A los hombres hay que juzgarles
según su infierno. Es cita que comparto. En momentos donde
la crisis económica parece que es la gran pira dispuesta
para que José Luis Rodríguez Zapatero arda como un
endemoniado. A quien no se culpa de semejante decadencia
económica, faltaría más, sino que se le condena por no haber
puesto a tiempo los medios suficientes para paliarla. Pues
atajarla nunca estuvo ni estará a su alcance. En estos
momentos, repito, me acuerdo del infierno por el cual
pasaron otros presidentes.
A Suárez, en toda su gloria, se le subió el poderío a
la cabeza. Lo cual y aunque ya suene a tópico, es normal; si
nos atenemos a lo que dicen del poder: que es el más fuerte
de los afrodisíacos. Y es que, llegado a un punto, cuando ya
su obra podía considerarse concluida, Suárez se resistió a
admitir que ya había cumplido su ciclo. Y entonces, no sólo
le abandonaron los suyos, barones traidores y oportunistas
en muchos casos, sino que hasta Carmen Díez Rivera, tan
entregada a él como jefa de la secretaría, lo tachó de
ambicioso y manipulador ante las autoridades británicas. De
tal infierno nos quedó su gallarda estampa ante la irrupción
del golpista Tejero en el Congreso de los Diputados.
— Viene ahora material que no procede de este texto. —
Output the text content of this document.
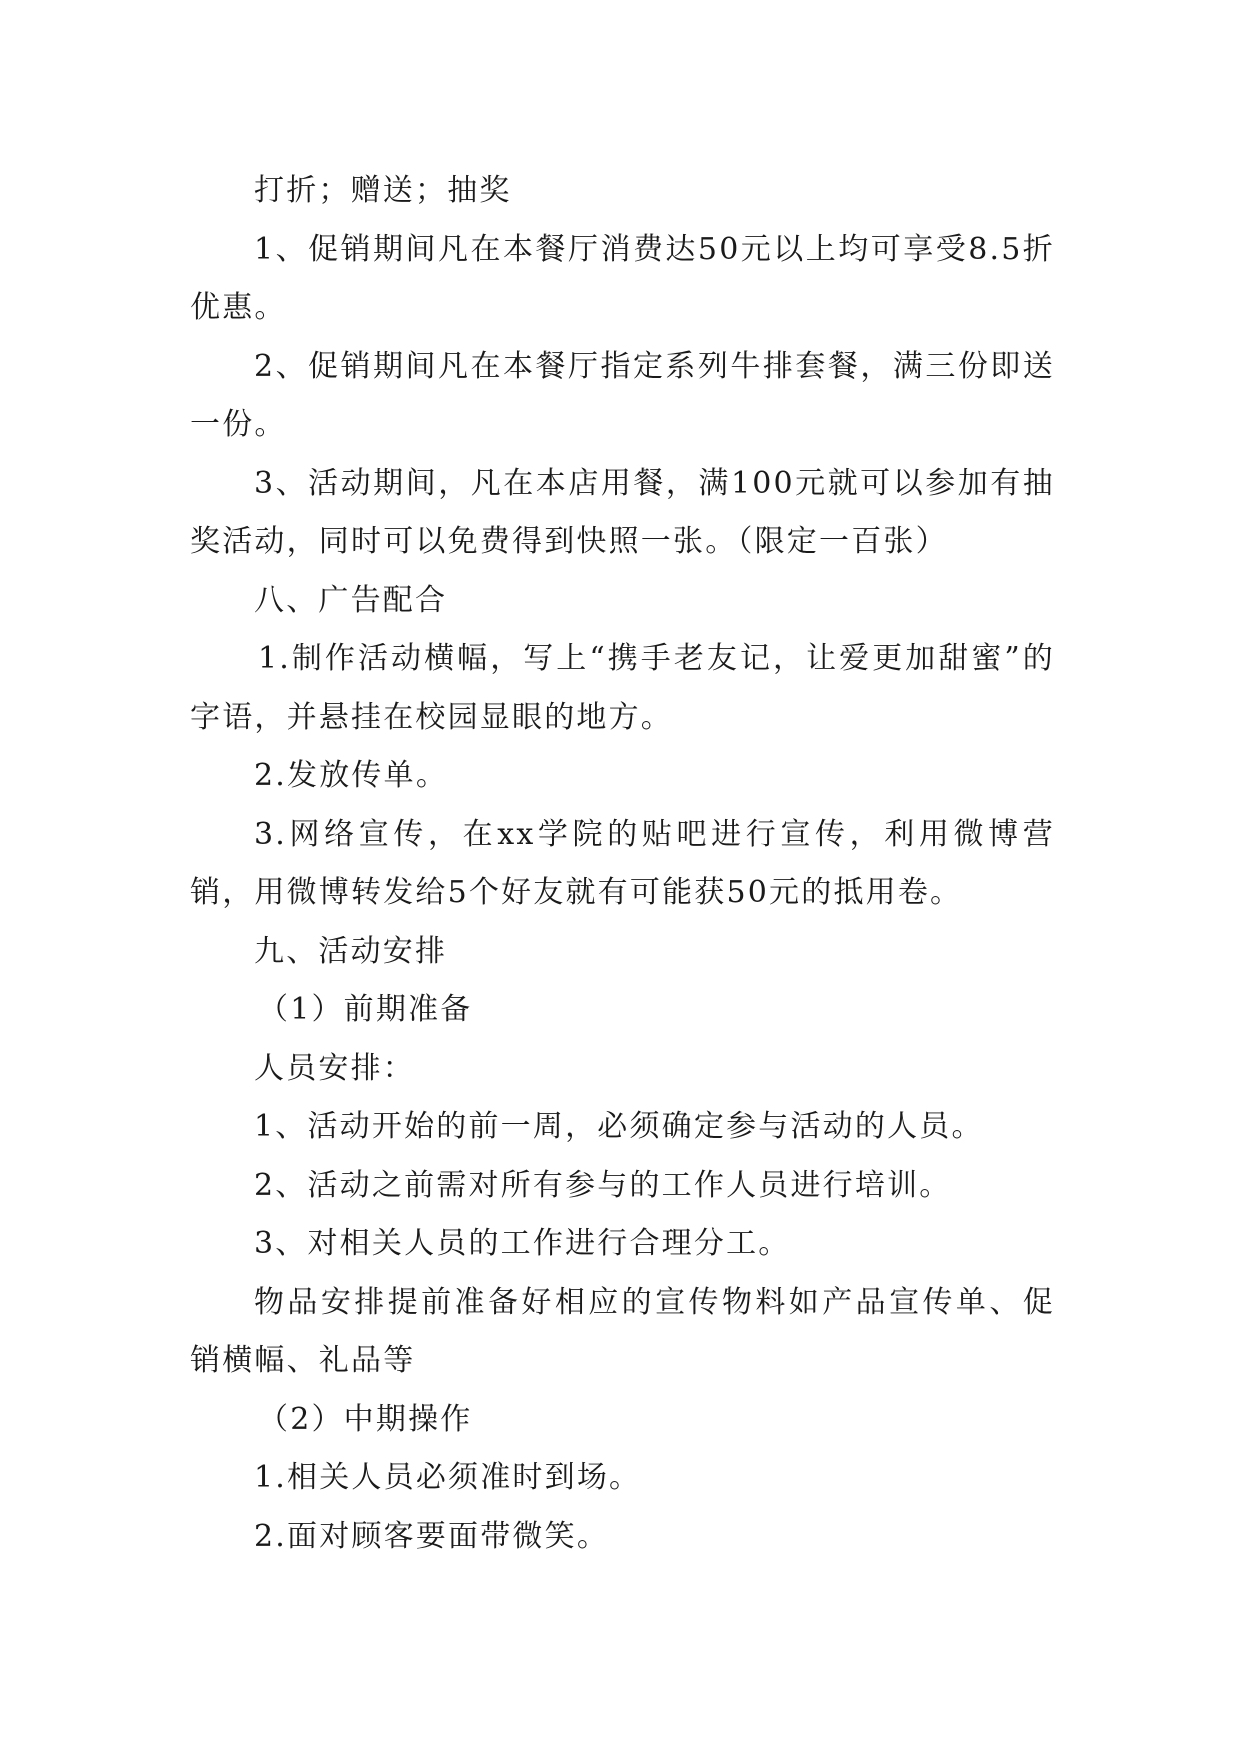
打折；赠送；抽奖

1、促销期间凡在本餐厅消费达50元以上均可享受8.5折优惠。

2、促销期间凡在本餐厅指定系列牛排套餐，满三份即送一份。

3、活动期间，凡在本店用餐，满100元就可以参加有抽奖活动，同时可以免费得到快照一张。（限定一百张）

八、广告配合

1.制作活动横幅，写上“携手老友记，让爱更加甜蜜”的字语，并悬挂在校园显眼的地方。

2.发放传单。

3.网络宣传，在xx学院的贴吧进行宣传，利用微博营销，用微博转发给5个好友就有可能获50元的抵用卷。

九、活动安排

（1）前期准备

人员安排：

1、活动开始的前一周，必须确定参与活动的人员。

2、活动之前需对所有参与的工作人员进行培训。

3、对相关人员的工作进行合理分工。

物品安排提前准备好相应的宣传物料如产品宣传单、促销横幅、礼品等

（2）中期操作

1.相关人员必须准时到场。

2.面对顾客要面带微笑。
Cuando parecía que íbamos a echar de menos la figura de un
Suárez apuesto, simpático, locuaz, maniobrero, surgió la
personalidad arrolladora de Felipe González. Quien,
con hábil pulso y sentido de la jugada, situó su partido en
el centro y ganó las elecciones de calle. Y, además, lo hizo
convenciendo a los políticos más izquierdistas de la época
que si no aceptaban su juego lo iban a tener crudo en todos
los sentidos. Y es que FG lo tenía todo atado y bien atado
con El Gran Hermano americano; o sea, con el gran capital. Y
por si no lo entendían, tanto propios como extraños, no tuvo
el menor inconveniente en aclarar la situación: “Prefiero
morir apuñalado en el metro de Nueva York que un campo de
concentración de Rusia”. González tuvo su infierno después
de celebrarse los fastos de la Expo y la Olimpiada del 92,
en los que el gobierno tiró la casa por la ventana. Padeció,
cómo no, su crisis económica. Algo inherente a una España
que siempre ha sido un país pobre. Sufrió el drama de tener
tres millones de parados y el consiguiente malestar social.
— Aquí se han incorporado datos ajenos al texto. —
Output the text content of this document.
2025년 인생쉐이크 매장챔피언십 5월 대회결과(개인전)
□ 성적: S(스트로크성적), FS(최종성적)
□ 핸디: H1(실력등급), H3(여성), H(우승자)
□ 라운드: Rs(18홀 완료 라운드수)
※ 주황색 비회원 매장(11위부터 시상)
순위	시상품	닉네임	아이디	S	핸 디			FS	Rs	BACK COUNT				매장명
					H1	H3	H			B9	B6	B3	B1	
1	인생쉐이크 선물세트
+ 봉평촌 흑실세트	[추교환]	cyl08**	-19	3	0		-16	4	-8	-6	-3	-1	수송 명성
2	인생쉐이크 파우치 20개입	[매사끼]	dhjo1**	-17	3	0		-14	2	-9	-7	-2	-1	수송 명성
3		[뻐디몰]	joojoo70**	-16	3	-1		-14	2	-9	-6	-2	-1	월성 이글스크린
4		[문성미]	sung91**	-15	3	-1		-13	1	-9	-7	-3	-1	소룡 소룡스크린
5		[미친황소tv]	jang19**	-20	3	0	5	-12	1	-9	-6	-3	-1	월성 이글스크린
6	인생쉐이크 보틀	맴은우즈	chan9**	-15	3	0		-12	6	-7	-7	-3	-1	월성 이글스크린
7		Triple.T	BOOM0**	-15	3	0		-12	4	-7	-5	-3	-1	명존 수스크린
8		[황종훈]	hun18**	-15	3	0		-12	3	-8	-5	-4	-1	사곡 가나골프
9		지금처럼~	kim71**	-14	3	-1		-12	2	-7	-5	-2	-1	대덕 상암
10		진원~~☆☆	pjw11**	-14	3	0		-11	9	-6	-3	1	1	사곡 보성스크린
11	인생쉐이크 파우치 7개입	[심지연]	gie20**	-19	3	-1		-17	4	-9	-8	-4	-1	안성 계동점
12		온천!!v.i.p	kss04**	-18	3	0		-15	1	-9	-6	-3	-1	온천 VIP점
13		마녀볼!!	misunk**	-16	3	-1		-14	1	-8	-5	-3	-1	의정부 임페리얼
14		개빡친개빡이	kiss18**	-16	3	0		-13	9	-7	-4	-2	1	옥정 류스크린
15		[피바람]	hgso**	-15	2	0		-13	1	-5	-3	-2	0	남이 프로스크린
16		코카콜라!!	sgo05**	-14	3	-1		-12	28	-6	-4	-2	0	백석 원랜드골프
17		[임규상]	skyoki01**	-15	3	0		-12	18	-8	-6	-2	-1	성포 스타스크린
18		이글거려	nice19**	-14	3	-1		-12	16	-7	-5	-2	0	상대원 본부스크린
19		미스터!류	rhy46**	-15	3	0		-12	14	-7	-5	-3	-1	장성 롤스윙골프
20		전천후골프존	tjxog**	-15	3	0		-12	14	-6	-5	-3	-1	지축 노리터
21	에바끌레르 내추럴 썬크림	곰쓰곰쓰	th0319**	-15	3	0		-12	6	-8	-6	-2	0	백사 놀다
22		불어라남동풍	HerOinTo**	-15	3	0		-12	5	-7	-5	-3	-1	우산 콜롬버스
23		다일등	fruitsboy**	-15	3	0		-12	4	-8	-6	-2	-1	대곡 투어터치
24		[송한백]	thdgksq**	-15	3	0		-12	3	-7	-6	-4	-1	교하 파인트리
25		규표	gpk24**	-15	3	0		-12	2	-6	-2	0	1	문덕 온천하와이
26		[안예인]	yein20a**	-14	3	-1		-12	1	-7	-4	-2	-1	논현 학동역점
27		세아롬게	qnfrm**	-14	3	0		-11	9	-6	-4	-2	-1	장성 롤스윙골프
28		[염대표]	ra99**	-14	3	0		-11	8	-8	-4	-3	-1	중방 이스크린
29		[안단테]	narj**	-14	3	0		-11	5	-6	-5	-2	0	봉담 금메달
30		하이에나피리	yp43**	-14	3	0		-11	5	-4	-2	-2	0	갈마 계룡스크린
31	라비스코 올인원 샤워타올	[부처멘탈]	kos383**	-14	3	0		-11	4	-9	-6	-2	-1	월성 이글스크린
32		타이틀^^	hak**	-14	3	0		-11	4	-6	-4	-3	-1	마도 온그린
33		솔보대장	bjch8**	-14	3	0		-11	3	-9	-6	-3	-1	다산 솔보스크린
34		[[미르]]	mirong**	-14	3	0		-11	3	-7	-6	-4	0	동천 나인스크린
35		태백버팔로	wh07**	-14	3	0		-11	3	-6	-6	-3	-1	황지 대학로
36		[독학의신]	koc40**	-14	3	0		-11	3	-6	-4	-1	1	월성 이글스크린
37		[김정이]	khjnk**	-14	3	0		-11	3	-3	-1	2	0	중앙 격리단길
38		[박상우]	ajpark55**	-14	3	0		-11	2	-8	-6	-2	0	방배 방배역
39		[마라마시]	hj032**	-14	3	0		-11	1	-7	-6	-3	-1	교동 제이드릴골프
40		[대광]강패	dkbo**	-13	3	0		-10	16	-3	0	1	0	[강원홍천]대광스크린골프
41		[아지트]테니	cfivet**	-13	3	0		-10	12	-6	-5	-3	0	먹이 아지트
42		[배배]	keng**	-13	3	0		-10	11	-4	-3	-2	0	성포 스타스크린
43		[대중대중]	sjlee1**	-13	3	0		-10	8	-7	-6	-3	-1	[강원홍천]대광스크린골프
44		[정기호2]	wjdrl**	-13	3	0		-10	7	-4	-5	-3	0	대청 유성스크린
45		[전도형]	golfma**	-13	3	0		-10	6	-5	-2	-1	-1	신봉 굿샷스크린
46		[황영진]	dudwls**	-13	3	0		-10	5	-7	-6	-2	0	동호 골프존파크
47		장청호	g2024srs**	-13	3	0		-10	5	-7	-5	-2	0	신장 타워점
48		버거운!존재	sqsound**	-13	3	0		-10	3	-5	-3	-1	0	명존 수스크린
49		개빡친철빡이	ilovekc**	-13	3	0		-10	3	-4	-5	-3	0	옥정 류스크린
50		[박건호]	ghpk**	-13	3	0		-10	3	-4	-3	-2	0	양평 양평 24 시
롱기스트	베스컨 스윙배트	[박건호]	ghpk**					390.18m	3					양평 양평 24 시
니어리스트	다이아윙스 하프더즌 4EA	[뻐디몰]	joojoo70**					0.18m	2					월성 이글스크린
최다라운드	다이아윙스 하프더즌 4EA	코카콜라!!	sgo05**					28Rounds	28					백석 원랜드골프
Apareció la corrupción. Y el descrédito del gobierno llegó
por medio de Juan Guerra, Filesa, Roldán, GAL,
fondos reservados, etcétera. De cuando Felipe González era
candidato a ser pasto de las llamas, nos queda la certeza de
que éste ha sido el mayor talento político de nuestro siglo.
José María Aznar parecía que no estaba destinado a
ser nadie como político. Bajito, con tiques que dejaban ver
complejos no neutralizados, supo, sin embargo, dar la talla
cual político maduro, sereno y equilibrado. La pena fue que
le permitieron poner las piernas encima de una mesa del
rancho de los Bush y se creyó el rey del mundo. Su
infierno fue Iraq y elegir a Rajoy como su sucesor.
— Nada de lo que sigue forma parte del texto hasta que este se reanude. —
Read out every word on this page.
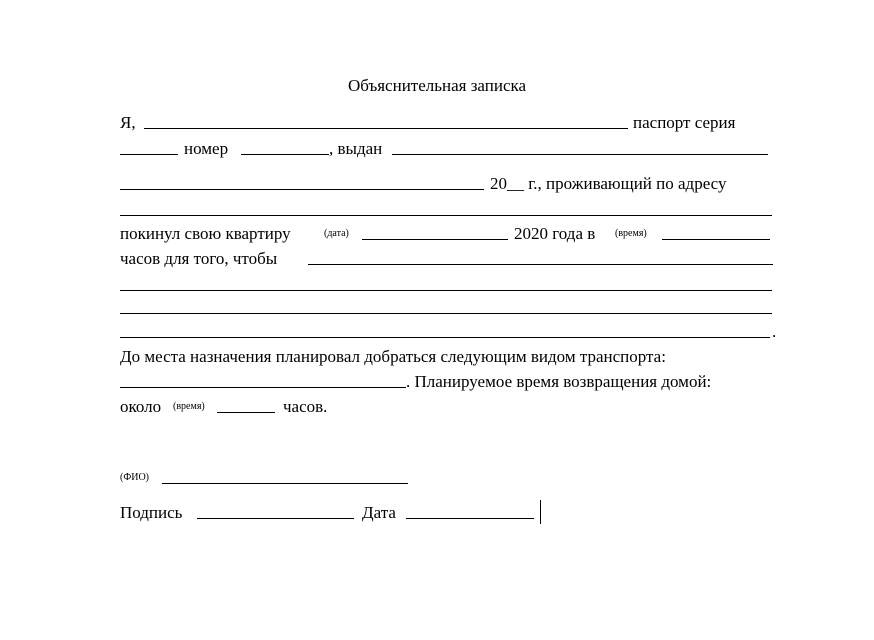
Объяснительная записка
Я,	паспорт серия
номер	, выдан
20__ г., проживающий по адресу
покинул свою квартиру	(дата)	2020 года в (время)
часов для того, чтобы
.
До места назначения планировал добраться следующим видом транспорта:
. Планируемое время возвращения домой:
около (время)	часов.
(ФИО)
Подпись	Дата
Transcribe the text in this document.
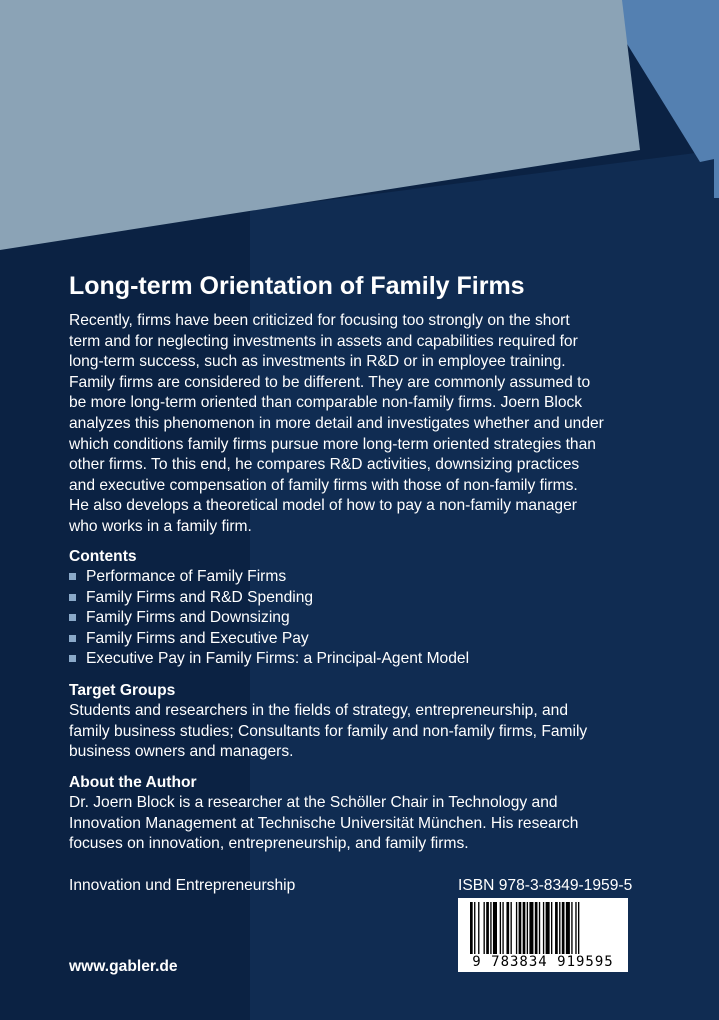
Long-term Orientation of Family Firms
Recently, firms have been criticized for focusing too strongly on the short
term and for neglecting investments in assets and capabilities required for
long-term success, such as investments in R&D or in employee training.
Family firms are considered to be different. They are commonly assumed to
be more long-term oriented than comparable non-family firms. Joern Block
analyzes this phenomenon in more detail and investigates whether and under
which conditions family firms pursue more long-term oriented strategies than
other firms. To this end, he compares R&D activities, downsizing practices
and executive compensation of family firms with those of non-family firms.
He also develops a theoretical model of how to pay a non-family manager
who works in a family firm.
Contents
Performance of Family Firms
Family Firms and R&D Spending
Family Firms and Downsizing
Family Firms and Executive Pay
Executive Pay in Family Firms: a Principal-Agent Model
Target Groups
Students and researchers in the fields of strategy, entrepreneurship, and
family business studies; Consultants for family and non-family firms, Family
business owners and managers.
About the Author
Dr. Joern Block is a researcher at the Schöller Chair in Technology and
Innovation Management at Technische Universität München. His research
focuses on innovation, entrepreneurship, and family firms.
Innovation und Entrepreneurship	ISBN 978-3-8349-1959-5
9 783834 919595
www.gabler.de
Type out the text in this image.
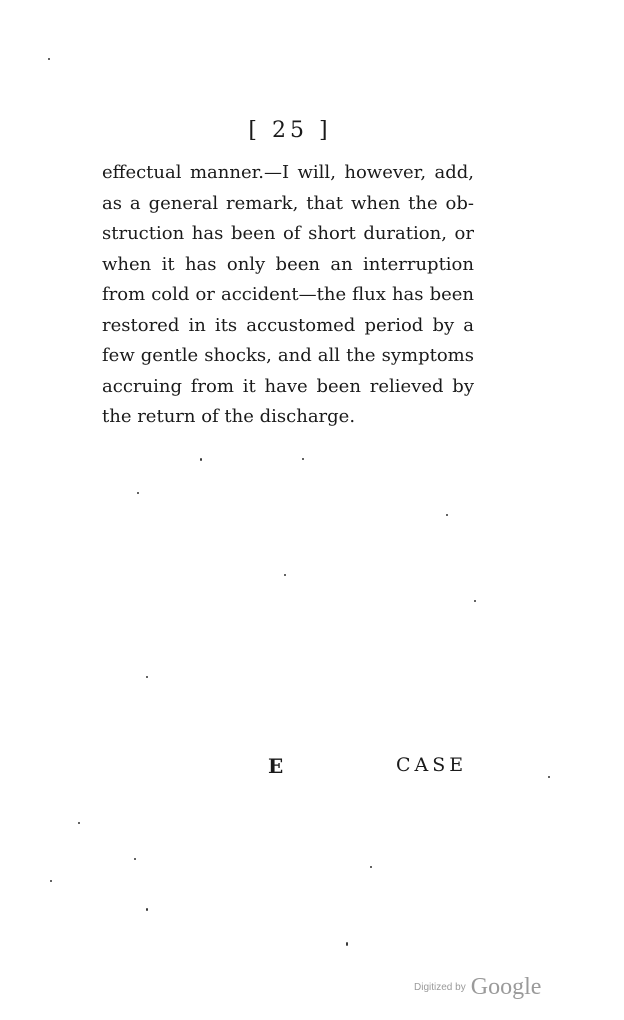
[ 25 ]
effectual manner.—I will, however, add,
as a general remark, that when the ob-
struction has been of short duration, or
when it has only been an interruption
from cold or accident—the flux has been
restored in its accustomed period by a
few gentle shocks, and all the symptoms
accruing from it have been relieved by
the return of the discharge.
E	CASE
Digitized by Google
Volvemos a Zapatero. Su momento infernal se debe que el
capital le había dicho muchas veces que estaba equivocado. Y
él, no obstante, siguió convencido de que los ricos hablaban
por hablar. Y no dudó en seguir faroleando. Ahora, los
poderosos le han echado un órdago que lo ha dejado tocado de
un ala. Si vuelve a volar, misión que se nos antoja
imposible, habrá que rendirle pleitesía.